Care of inmate who collapsed and died criticised
- Published
An ombudsman has criticised the emergency care of a prisoner who collapsed and died after an ambulance was called off when healthcare staff mistakenly believed he had taken drugs.
Thomas Simmons, 45, was in his cell at HMP Humber on 19 April 2022 when he suffered a seizure, which arose from an old head injury following an assault before he was jailed. He died in hospital the next day.
A Prison and Probation Ombudsman report, external said it had "concerns about the way in which the emergency response was managed" after an ambulance was stood down as staff thought he was "under the influence of an illicit substance".
The prison's healthcare provider said it could not disclose details of Mr Simmons' care.
Mr Simmons, who had been in and out of prison, had a history of substance misuse and was being monitored for suicide and self-harm because of his mental health issues.
He was sentenced to 11 months in jail on 19 July 2021 for possession of a bladed article, three months after he was assaulted and suffered a major head injury.
A year later, staff found the prisoner collapsed on the floor of his cell at about 15:30 BST, prompting staff to call "a medical emergency code", the report said.
He was put into the recovery position and, within eight minutes, a nurse said the ambulance was no longer required.
He was later given medication to reverse the effects of opioids because staff suspected he had ingested "illicit drugs". But Mr Simmons' condition deteriorated and he began to have a seizure and started to vomit, the report said.
The nurse requested an ambulance again but left the cell as she felt unwell, leaving an unqualified staff member to "manage the emergency situation, with a suction machine that did not work".
It took about 15 minutes before another nurse arrived with a working suction machine and took charge of the situation.

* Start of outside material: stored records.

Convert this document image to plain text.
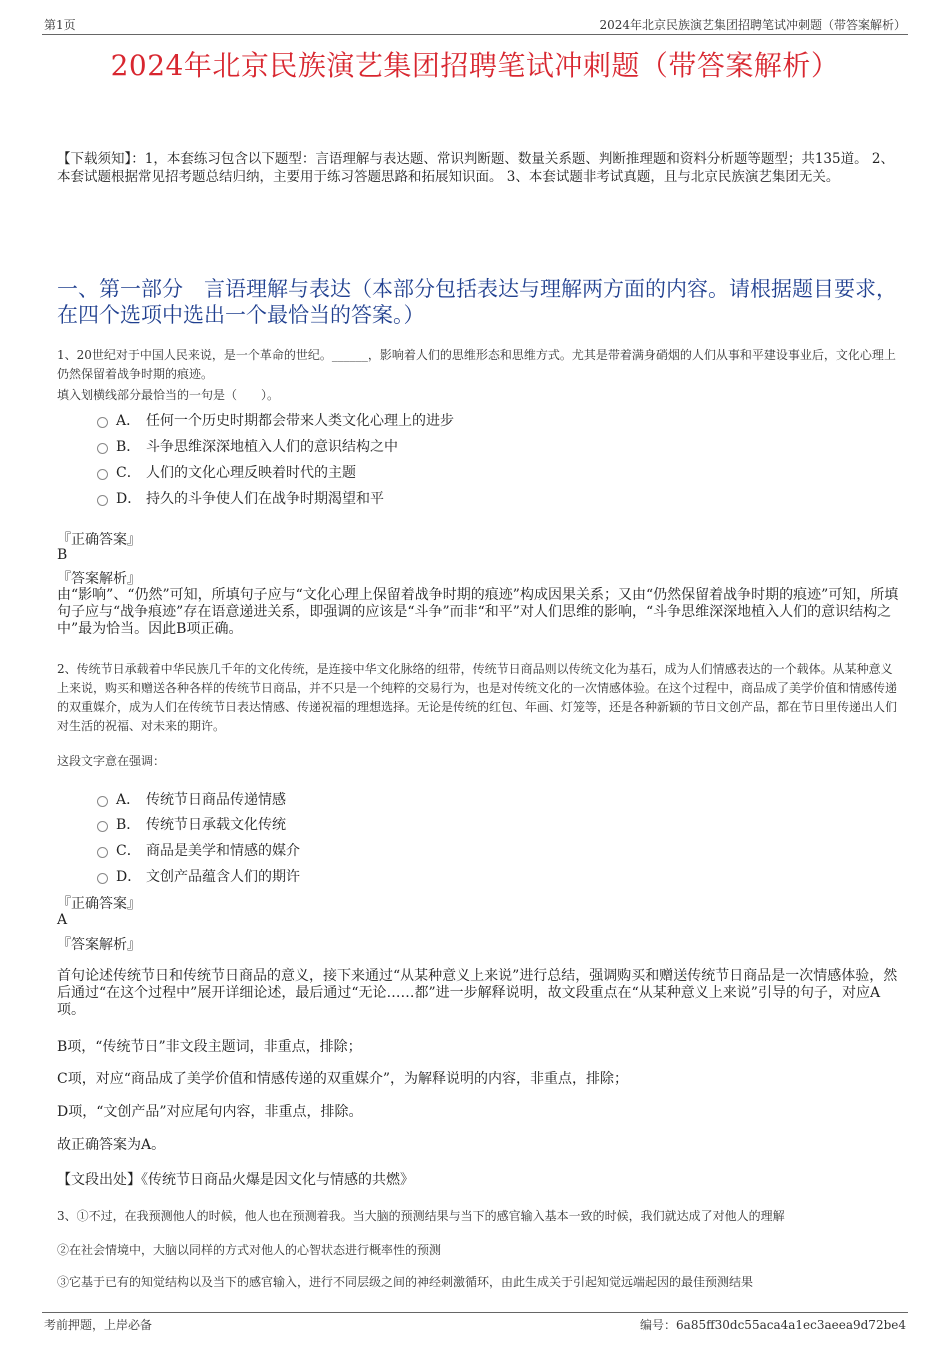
第1页	2024年北京民族演艺集团招聘笔试冲刺题（带答案解析）
2024年北京民族演艺集团招聘笔试冲刺题（带答案解析）
【下载须知】：1，本套练习包含以下题型：言语理解与表达题、常识判断题、数量关系题、判断推理题和资料分析题等题型；共135道。 2、本套试题根据常见招考题总结归纳，主要用于练习答题思路和拓展知识面。 3、本套试题非考试真题，且与北京民族演艺集团无关。
一、第一部分　言语理解与表达（本部分包括表达与理解两方面的内容。请根据题目要求，在四个选项中选出一个最恰当的答案。）
1、20世纪对于中国人民来说，是一个革命的世纪。______，影响着人们的思维形态和思维方式。尤其是带着满身硝烟的人们从事和平建设事业后，文化心理上仍然保留着战争时期的痕迹。
填入划横线部分最恰当的一句是（　　）。
A． 任何一个历史时期都会带来人类文化心理上的进步
B． 斗争思维深深地植入人们的意识结构之中
C． 人们的文化心理反映着时代的主题
D． 持久的斗争使人们在战争时期渴望和平
『正确答案』
B
『答案解析』
由“影响”、“仍然”可知，所填句子应与“文化心理上保留着战争时期的痕迹”构成因果关系；又由“仍然保留着战争时期的痕迹”可知，所填句子应与“战争痕迹”存在语意递进关系，即强调的应该是“斗争”而非“和平”对人们思维的影响，“斗争思维深深地植入人们的意识结构之中”最为恰当。因此B项正确。
2、传统节日承载着中华民族几千年的文化传统，是连接中华文化脉络的纽带，传统节日商品则以传统文化为基石，成为人们情感表达的一个载体。从某种意义上来说，购买和赠送各种各样的传统节日商品，并不只是一个纯粹的交易行为，也是对传统文化的一次情感体验。在这个过程中，商品成了美学价值和情感传递的双重媒介，成为人们在传统节日表达情感、传递祝福的理想选择。无论是传统的红包、年画、灯笼等，还是各种新颖的节日文创产品，都在节日里传递出人们对生活的祝福、对未来的期许。
这段文字意在强调：
A． 传统节日商品传递情感
B． 传统节日承载文化传统
C． 商品是美学和情感的媒介
D． 文创产品蕴含人们的期许
『正确答案』
A
『答案解析』
首句论述传统节日和传统节日商品的意义，接下来通过“从某种意义上来说”进行总结，强调购买和赠送传统节日商品是一次情感体验，然后通过“在这个过程中”展开详细论述，最后通过“无论……都”进一步解释说明，故文段重点在“从某种意义上来说”引导的句子，对应A项。
B项，“传统节日”非文段主题词，非重点，排除；
C项，对应“商品成了美学价值和情感传递的双重媒介”，为解释说明的内容，非重点，排除；
D项，“文创产品”对应尾句内容，非重点，排除。
故正确答案为A。
【文段出处】《传统节日商品火爆是因文化与情感的共燃》
3、①不过，在我预测他人的时候，他人也在预测着我。当大脑的预测结果与当下的感官输入基本一致的时候，我们就达成了对他人的理解
②在社会情境中，大脑以同样的方式对他人的心智状态进行概率性的预测
③它基于已有的知觉结构以及当下的感官输入，进行不同层级之间的神经刺激循环，由此生成关于引起知觉远端起因的最佳预测结果
考前押题，上岸必备	编号：6a85ff30dc55aca4a1ec3aeea9d72be4
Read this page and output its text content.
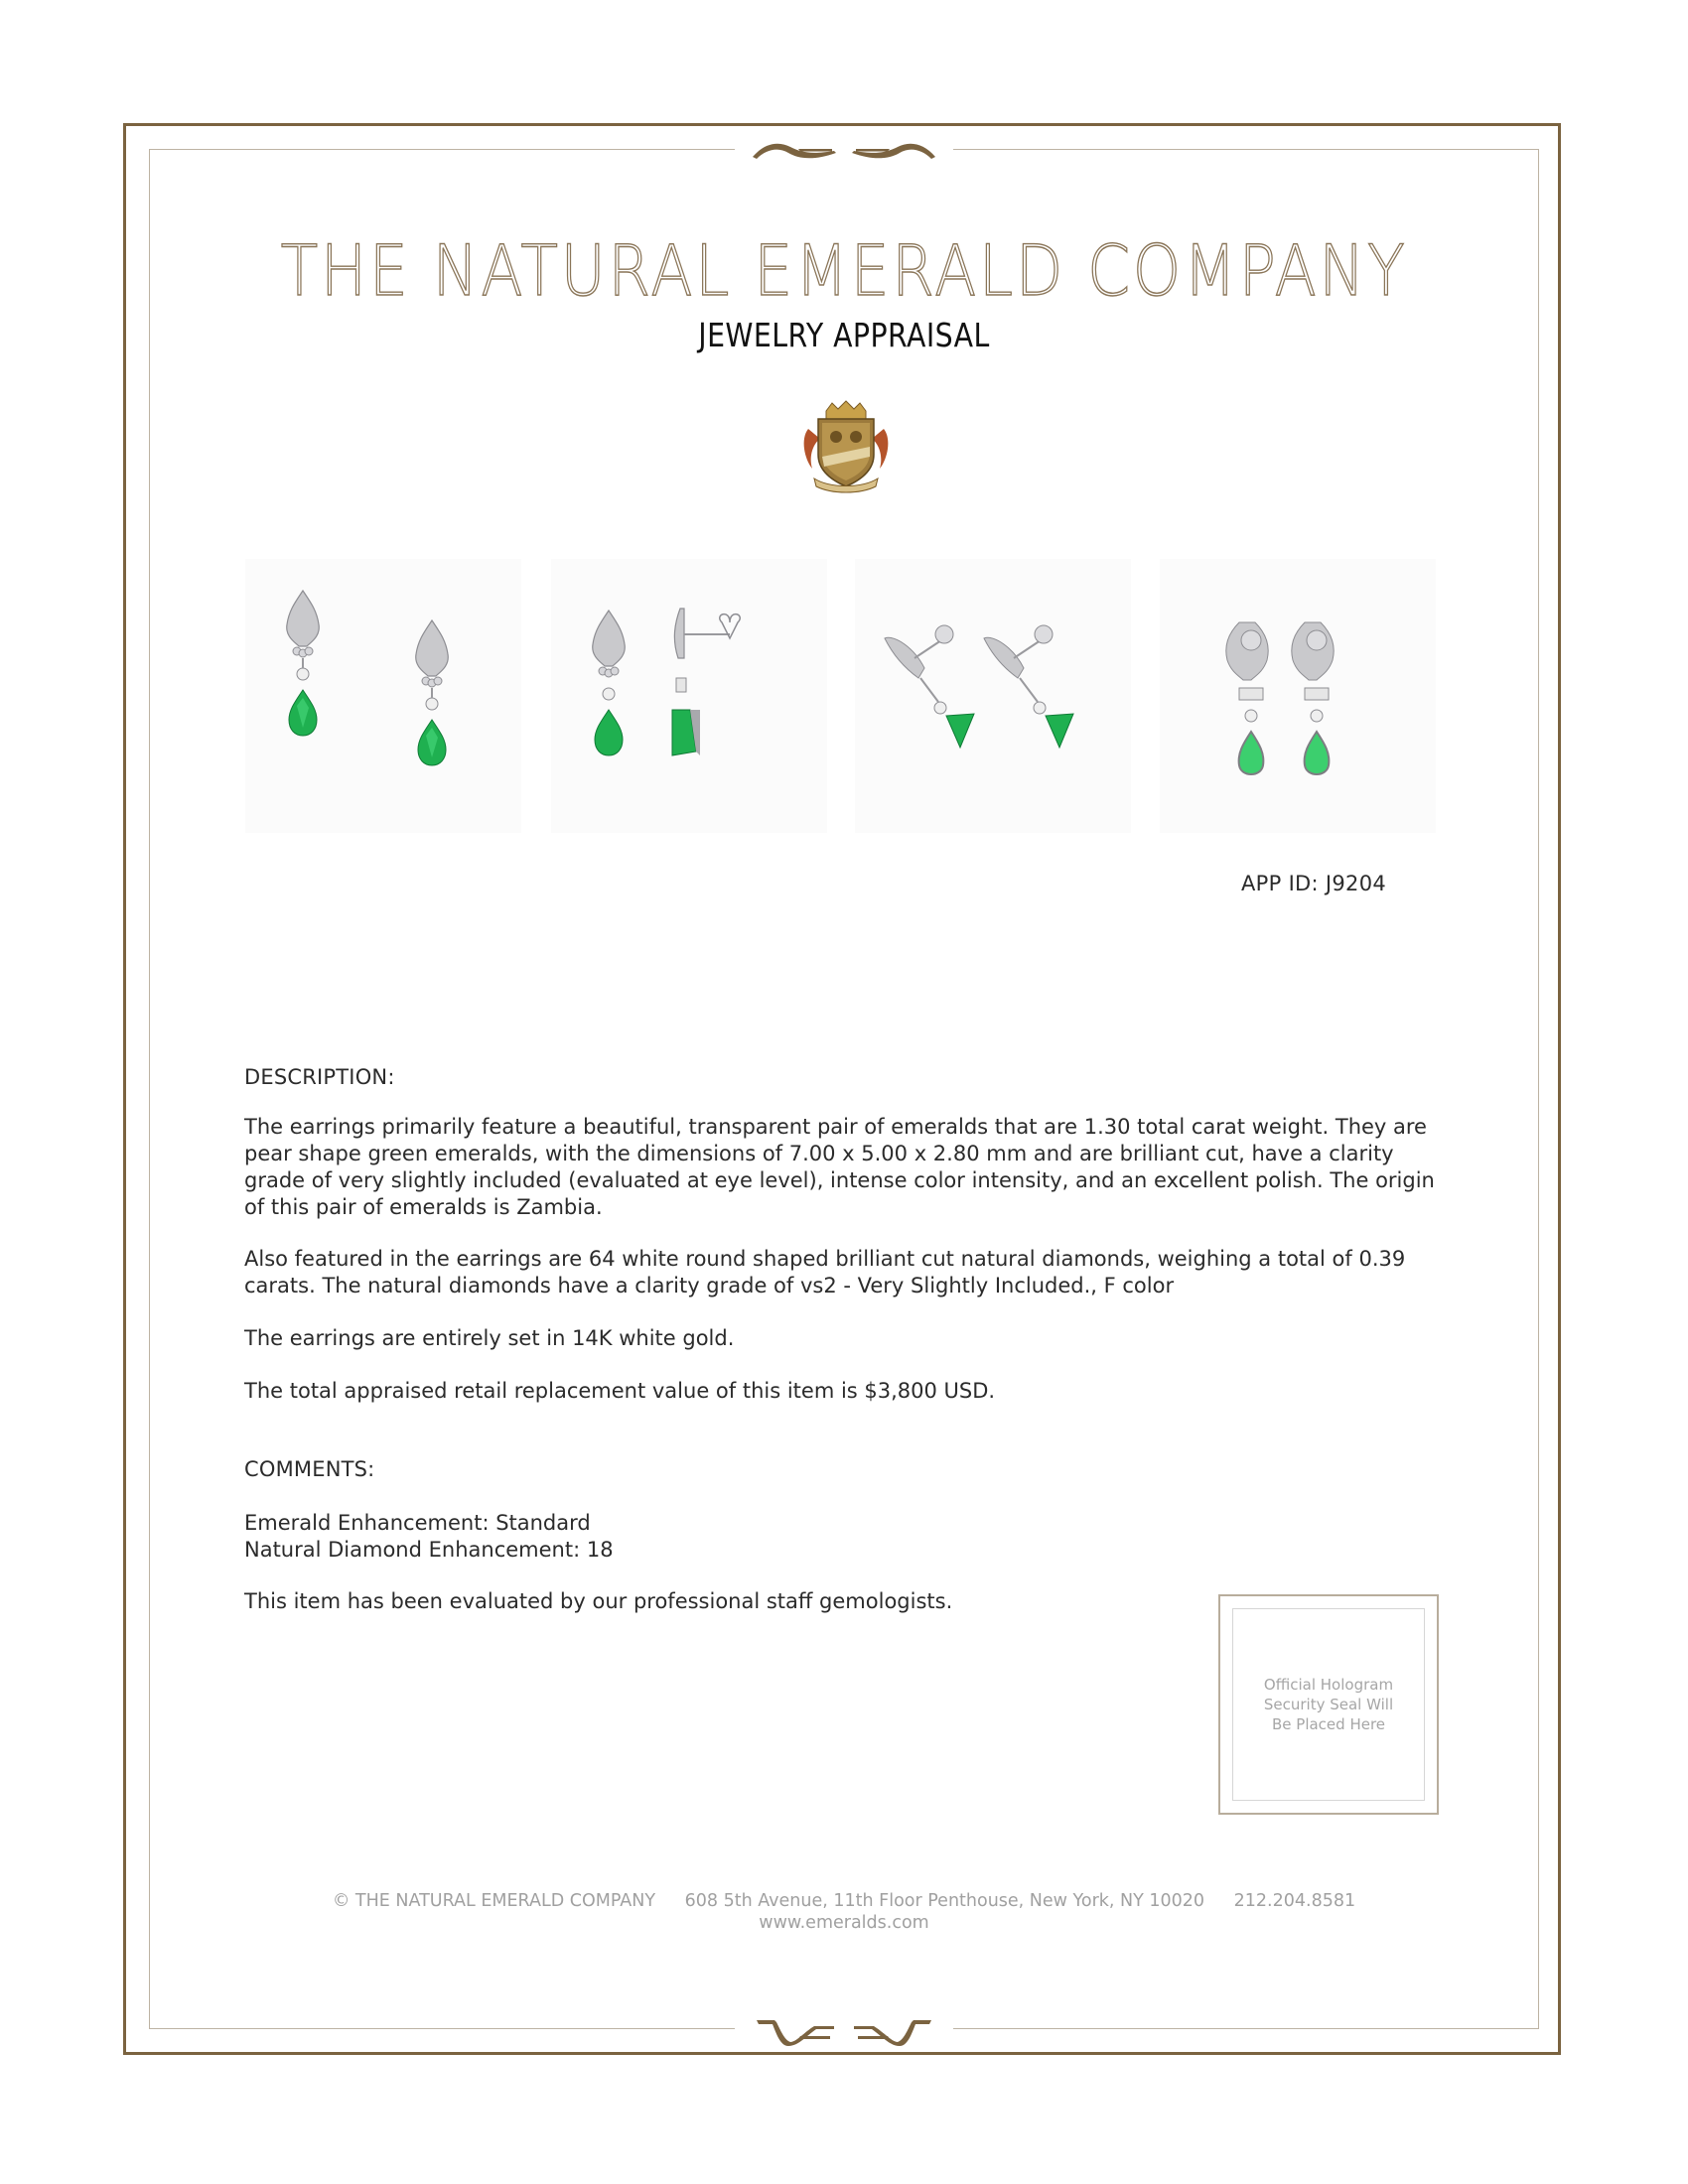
THE NATURAL EMERALD COMPANY
JEWELRY APPRAISAL
APP ID: J9204
DESCRIPTION:

The earrings primarily feature a beautiful, transparent pair of emeralds that are 1.30 total carat weight. They are pear shape green emeralds, with the dimensions of 7.00 x 5.00 x 2.80 mm and are brilliant cut, have a clarity grade of very slightly included (evaluated at eye level), intense color intensity, and an excellent polish. The origin of this pair of emeralds is Zambia.

Also featured in the earrings are 64 white round shaped brilliant cut natural diamonds, weighing a total of 0.39 carats. The natural diamonds have a clarity grade of vs2 - Very Slightly Included., F color

The earrings are entirely set in 14K white gold.

The total appraised retail replacement value of this item is $3,800 USD.

COMMENTS:

Emerald Enhancement: Standard

Natural Diamond Enhancement: 18

This item has been evaluated by our professional staff gemologists.

Official Hologram Security Seal Will Be Placed Here
© THE NATURAL EMERALD COMPANY 608 5th Avenue, 11th Floor Penthouse, New York, NY 10020 212.204.8581
www.emeralds.com
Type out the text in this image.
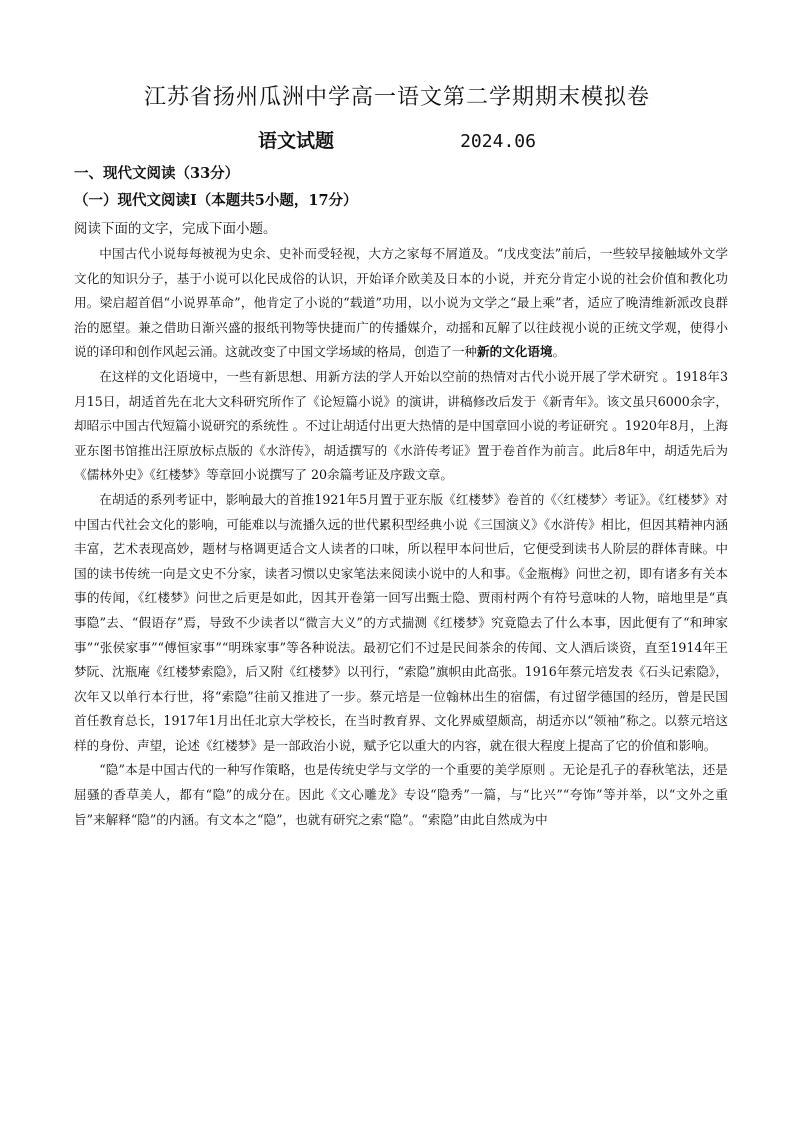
江苏省扬州瓜洲中学高一语文第二学期期末模拟卷
语文试题	2024.06
一、现代文阅读（33分）
（一）现代文阅读Ⅰ（本题共5小题，17分）
阅读下面的文字，完成下面小题。

中国古代小说每每被视为史余、史补而受轻视，大方之家每不屑道及。“戊戌变法”前后，一些较早接触域外文学文化的知识分子，基于小说可以化民成俗的认识，开始译介欧美及日本的小说，并充分肯定小说的社会价值和教化功用。梁启超首倡“小说界革命”，他肯定了小说的“载道”功用，以小说为文学之“最上乘”者，适应了晚清维新派改良群治的愿望。兼之借助日渐兴盛的报纸刊物等快捷而广的传播媒介，动摇和瓦解了以往歧视小说的正统文学观，使得小说的译印和创作风起云涌。这就改变了中国文学场域的格局，创造了一种新的文化语境。

在这样的文化语境中，一些有新思想、用新方法的学人开始以空前的热情对古代小说开展了学术研究 。1918年3月15日，胡适首先在北大文科研究所作了《论短篇小说》的演讲，讲稿修改后发于《新青年》。该文虽只6000余字，却昭示中国古代短篇小说研究的系统性 。不过让胡适付出更大热情的是中国章回小说的考证研究 。1920年8月，上海亚东图书馆推出汪原放标点版的《水浒传》，胡适撰写的《水浒传考证》置于卷首作为前言。此后8年中，胡适先后为《儒林外史》《红楼梦》等章回小说撰写了 20余篇考证及序跋文章。

在胡适的系列考证中，影响最大的首推1921年5月置于亚东版《红楼梦》卷首的《〈红楼梦〉考证》。《红楼梦》对中国古代社会文化的影响，可能难以与流播久远的世代累积型经典小说《三国演义》《水浒传》相比，但因其精神内涵丰富，艺术表现高妙，题材与格调更适合文人读者的口味，所以程甲本问世后，它便受到读书人阶层的群体青睐。中国的读书传统一向是文史不分家，读者习惯以史家笔法来阅读小说中的人和事。《金瓶梅》问世之初，即有诸多有关本事的传闻，《红楼梦》问世之后更是如此，因其开卷第一回写出甄士隐、贾雨村两个有符号意味的人物，暗地里是“真事隐”去、“假语存”焉，导致不少读者以“微言大义”的方式揣测《红楼梦》究竟隐去了什么本事，因此便有了“和珅家事”“张侯家事”“傅恒家事”“明珠家事”等各种说法。最初它们不过是民间茶余的传闻、文人酒后谈资，直至1914年王梦阮、沈瓶庵《红楼梦索隐》，后又附《红楼梦》以刊行，“索隐”旗帜由此高张。1916年蔡元培发表《石头记索隐》，次年又以单行本行世，将“索隐”往前又推进了一步。蔡元培是一位翰林出生的宿儒，有过留学德国的经历，曾是民国首任教育总长，1917年1月出任北京大学校长，在当时教育界、文化界威望颇高，胡适亦以“领袖”称之。以蔡元培这样的身份、声望，论述《红楼梦》是一部政治小说，赋予它以重大的内容，就在很大程度上提高了它的价值和影响。

“隐”本是中国古代的一种写作策略，也是传统史学与文学的一个重要的美学原则 。无论是孔子的春秋笔法，还是屈骚的香草美人，都有“隐”的成分在。因此《文心雕龙》专设“隐秀”一篇，与“比兴”“夸饰”等并举，以“文外之重旨”来解释“隐”的内涵。有文本之“隐”，也就有研究之索“隐”。“索隐”由此自然成为中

Emergency response 'inadequate'
Mr Simmons later suffered a cardiac arrest and the ambulance arrived shortly before 17:00, with paramedics resuscitating him. However, he died in hospital in the early hours of the morning.
An inquest on 19 November 2024 concluded he died from a brain injury caused by a seizure but the delay in administering medication during his seizure contributed to his death, the report said.
In his findings, Prisons and Probation Ombudsman Adrian Usher said: "The clinical reviewer concluded that Mr Simmons' mental health and substance misuse care was of a good standard and equivalent to that which he could have received in the community.
"However, the clinical reviewer considered that the level of care given during the emergency response was inadequate."
He also said there were "some failings in the ongoing family liaison from the prison" and recommended sufficient trained family liaison officers.
In a statement, City Health Care Partnership CIC, which was responsible for the healthcare, said: "We were deeply saddened to hear of the death of Mr Simmons and our thoughts are with his family and friends.
"City Health Care Partnership CIC cannot disclose any details about the care of individual patients as this would be a breach of confidentiality but if any serious incidents occur in our services we do thorough and detailed reviews of what has happened and put any recommended improvements in place."